Les données du Linky sont-elles revendues ?

Au-delà de la façon dont Enedis impose l'installation de leur compteur Linky, selon les avocats, ils veulent également attaquer le gestionnaire de réseau sur l'utilisation qu'il fait des données récoltées par l'équipement. Pour eux, c'est une forme cachée de surveillance à des fins commerciales.

"Ce compteur dit intelligent est une intelligence de surveillance et non pas une intelligence au service du consommateur. Linky est équipé d'un dispositif qui détecte l'utilisation de tout appareil électrique dans un logement. Ainsi, Enedis peut connaître votre comportement au quotidien (...) À terme, Enedis veut devenir un courtier de la data en revendant les données à un tiers. Nous avons les preuves que l'opérateur exploite déjà les données des consommateurs", alerte maître Durant.

Selon le duo, c'est une manière d'analyser le comportement des consommateurs avant que l'État ne mette en place, à terme, une nouvelle fiscalité sur la consommation électrique pour compenser la perte de recettes fiscales qui sera liée à la baisse de consommation des énergies fossiles.

"Son installation ne peut relever d'un choix personnel"

Sollicitée par La Tribune, le groupe Enedis dément totalement une telle pratique de revente des données des consommateur, tout en faisant savoir que le déploiement du compteur Linky "se déroule dans de bonnes conditions".

"Enedis prend acte du lancement d'une action collective contre le déploiement des compteurs Linky à ce jour (...). Nous tenons à rappeler qu'Enedis, entreprise de service public, respecte strictement les recommandations de la CNIL en matière de protection des données, et n'en fait aucun usage commercial. Ces données appartiennent aux consommateurs, elles ne peuvent être transmises à des acteurs tiers qu'avec leur accord explicite", a répondu le groupe par communiqué.

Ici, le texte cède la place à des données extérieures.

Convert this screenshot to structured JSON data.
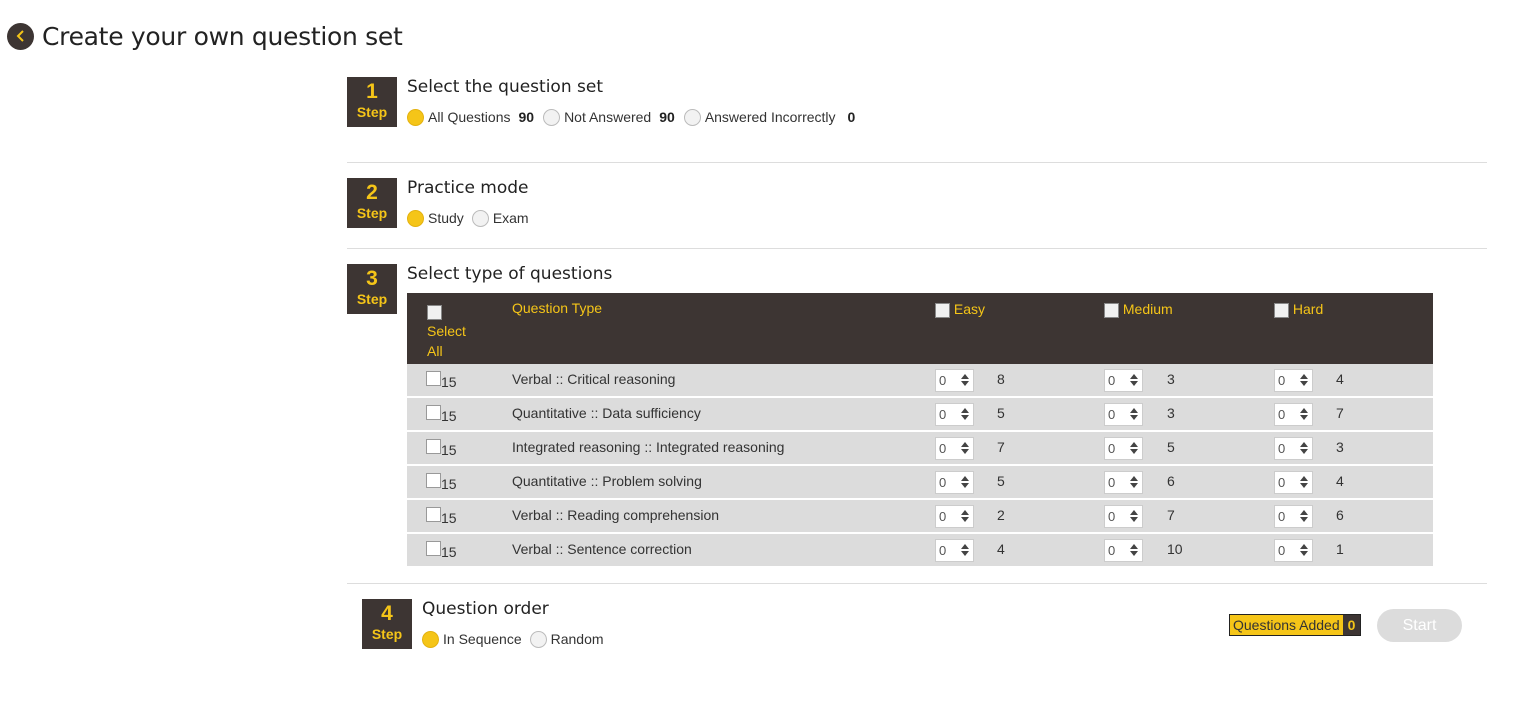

Mais c'est justement la manière dont Enedis récolte cet accord que pointe du doigt la CNIL. Par ailleurs, le groupe tient à rappeler que son installation est "prévue par la loi" et qu'il en va de l'intérêt collectif.

"Ce nouveau compteur est un outil pour répondre aux défis de la transition énergétique. Son installation ne peut donc relever d'un choix personnel dans la mesure où il engage l'intérêt collectif".